The entirety of Italy was declared a red zone just 48 hours after the harsh restrictions were imposed on the capital of Lombardy. Countries like Spain, Belgium and France would follow suit just days later, and by the end of the month, every European country — and, indeed, much of the world — had quarantine rules in place.

Maran said that by virtue of being one of the first cities to be subject to a lockdown, Milan was among the first to start working on “a gradual, post-pandemic reopening” — an ambitious plan that reimagined the urban landscape to prioritize access to public spaces.

“Our strategy had the reconquest of public space at its core,” he explained, emphasizing that the outdoors was “the safest space from the point of view of contagion.” But, he added, the city’s approach aimed to make the most of the “extraordinary opportunity” provided by a lockdown that was, at the time, keeping everyone at home.

“That made it possible to do things that would have otherwise been very difficult, if not impossible,” he said. “We created cycle paths on the main city arteries to manage the reduced capacity of public transport, promoted smart working, and substantially liberalized the possibility for bars and restaurants to place tables outside.”

The city’s tactical Strade Aperte urbanism plan capped speed limits on roads at 30 kilometers per hour, widened sidewalks, and saw the installation of low-cost temporary cycle lanes throughout the city. And Milan’s approach to la nuova normalità — “the new normal” — quickly became an example for other cities across Europe.

In Brussels, authorities similarly rolled out temporary cycling infrastructure and set 20 kilometer per hour speed limits within the Pentagon zone — the area encircled by the city’s inner ring road — where pedestrians and bikers were given priority. Meanwhile, Paris Mayor Anne Hidalgo moved to make pandemic terraces permanent and put French-Colombian academic Carlos Moreno’s 15-minute city model at the heart of her successful reelection campaign.

The impact of these Milan-inspired measures were far-reaching, with air quality improving in urban areas throughout Europe.
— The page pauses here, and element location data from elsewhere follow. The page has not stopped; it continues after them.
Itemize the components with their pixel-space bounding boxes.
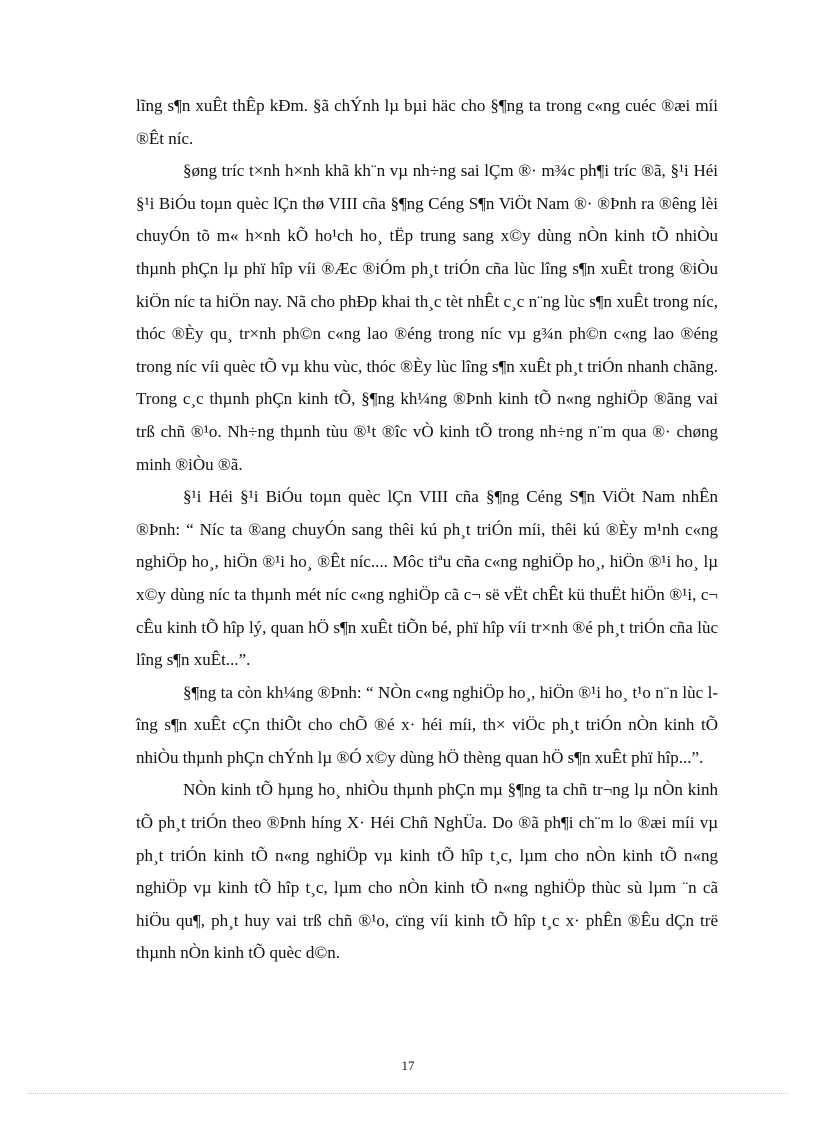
paragraph: §øng tríc t×nh h×nh khã kh¨n vµ nh÷ng sai lÇm ®· m¾c ph¶i tríc ®ã, §¹i Héi §¹i BiÓu toµn quèc lÇn thø VIII cña §¶ng Céng S¶n ViÖt Nam ®· ®Þnh ra ®êng lèi chuyÓn tõ m« h×nh kÕ ho¹ch ho¸ tËp trung sang x©y dùng nÒn kinh tÕ nhiÒu thµnh phÇn lµ phï hîp víi ®Æc ®iÓm ph¸t triÓn cña lùc lîng s¶n xuÊt trong ®iÒu kiÖn níc ta hiÖn nay. Nã cho phÐp khai th¸c tèt nhÊt c¸c n¨ng lùc s¶n xuÊt trong níc, thóc ®Èy qu¸ tr×nh ph©n c«ng lao ®éng trong níc vµ g¾n ph©n c«ng lao ®éng trong níc víi quèc tÕ vµ khu vùc, thóc ®Èy lùc lîng s¶n xuÊt ph¸t triÓn nhanh chãng. Trong c¸c thµnh phÇn kinh tÕ, §¶ng kh¼ng ®Þnh kinh tÕ n«ng nghiÖp ®ãng vai trß chñ ®¹o. Nh÷ng thµnh tùu ®¹t ®îc vÒ kinh tÕ trong nh÷ng n¨m qua ®· chøng minh ®iÒu ®ã. <box>136 161 718 474</box>
paragraph: §¶ng ta còn kh¼ng ®Þnh: “ NÒn c«ng nghiÖp ho¸, hiÖn ®¹i ho¸ t¹o n¨n lùc lîng s¶n xuÊt cÇn thiÕt cho chÕ ®é x· héi míi, th× viÖc ph¸t triÓn nÒn kinh tÕ nhiÒu thµnh phÇn chÝnh lµ ®Ó x©y dùng hÖ thèng quan hÖ s¶n xuÊt phï hîp...”. <box>136 682 718 767</box>
page-bottom-divider <box>28 1093 788 1094</box>
body-text <box>136 90 718 970</box>
paragraph: NÒn kinh tÕ hµng ho¸ nhiÒu thµnh phÇn mµ §¶ng ta chñ tr¬ng lµ nÒn kinh tÕ ph¸t triÓn theo ®Þnh híng X· Héi Chñ NghÜa. Do ®ã ph¶i ch¨m lo ®æi míi vµ ph¸t triÓn kinh tÕ n«ng nghiÖp vµ kinh tÕ hîp t¸c, lµm cho nÒn kinh tÕ n«ng nghiÖp vµ kinh tÕ hîp t¸c, lµm cho nÒn kinh tÕ n«ng nghiÖp thùc sù lµm ¨n cã hiÖu qu¶, ph¸t huy vai trß chñ ®¹o, cïng víi kinh tÕ hîp t¸c x· phÊn ®Êu dÇn trë thµnh nÒn kinh tÕ quèc d©n. <box>136 780 718 963</box>
page-number: 17 <box>401 1058 415 1073</box>
paragraph-continuation: lĩng s¶n xuÊt thÊp kÐm. §ã chÝnh lµ bµi häc cho §¶ng ta trong c«ng cuéc ®æi míi ®Êt níc. <box>136 96 718 148</box>
paragraph: §¹i Héi §¹i BiÓu toµn quèc lÇn VIII cña §¶ng Céng S¶n ViÖt Nam nhÊn ®Þnh: “ Níc ta ®ang chuyÓn sang thêi kú ph¸t triÓn míi, thêi kú ®Èy m¹nh c«ng nghiÖp ho¸, hiÖn ®¹i ho¸ ®Êt níc.... Môc tiªu cña c«ng nghiÖp ho¸, hiÖn ®¹i ho¸ lµ x©y dùng níc ta thµnh mét níc c«ng nghiÖp cã c¬ së vËt chÊt kü thuËt hiÖn ®¹i, c¬ cÊu kinh tÕ hîp lý, quan hÖ s¶n xuÊt tiÕn bé, phï hîp víi tr×nh ®é ph¸t triÓn cña lùc lîng s¶n xuÊt...”. <box>136 487 718 670</box>
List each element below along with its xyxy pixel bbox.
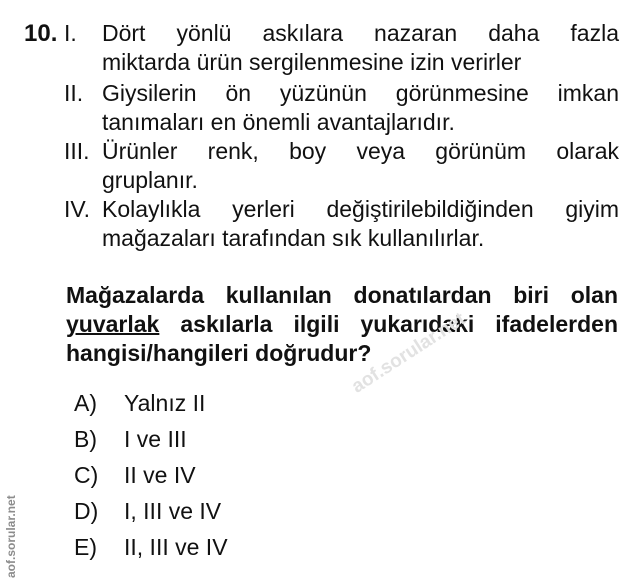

They were also enthusiastically embraced by city dwellers, who overwhelmingly supported making many of the temporary changes permanent.

Lasting impact

Today, five years after the crisis began, Maran said he’s proud to see so many of “the most drastic changes adopted during the pandemic now consolidated as integral elements” in cities that are no longer threatened by Covid-19.

The temporary cycle paths installed during Milan’s lockdown have blossomed into over 100 kilometers of new bike lanes, and smart working schemes have become standard in the countless businesses based in the capital of Lombardy.

But Maran also noted that some of the other omnipresent lockdown practices — like public hand sanitizer dispensers or the use of face masks — were shunted as soon as the pandemic was brought under control with the roll-out of the Covid-19 vaccine.

“I don’t think we’ve left these things behind for economic reasons or anything like that, but rather because they remind us too much of that period,” he said.

This modern desire to forget the pandemic isn’t unusual — our ancestors had the same reaction to the similarly devastating Spanish Flu pandemic of 1919. Once its impact subsided, the world rushed to move on, and just five years after the disease claimed between 50 million and 100 million lives, the 1924 Encyclopedia Britannica failed to even mention it in its review of the 20th century’s most significant events.

“I think most people want to erase anything that makes them think about it explicitly,” Maran observed. “It’s only been five years since it happened, but nobody wants to talk about it.”

But while the general public can try to forget the trauma, local authorities don’t have that luxury, Maran said. And in its aftermath, municipal governments now have specific plans to put into action for the future pandemics experts say our cities will inevitably face.

“We now all have pandemic management plans that are regularly updated, and our administrations have developed structures that allow us to work in even the most daunting emergency situations,” he said. “This experience has left us prepared to face a similar emergency, whenever it might arise.”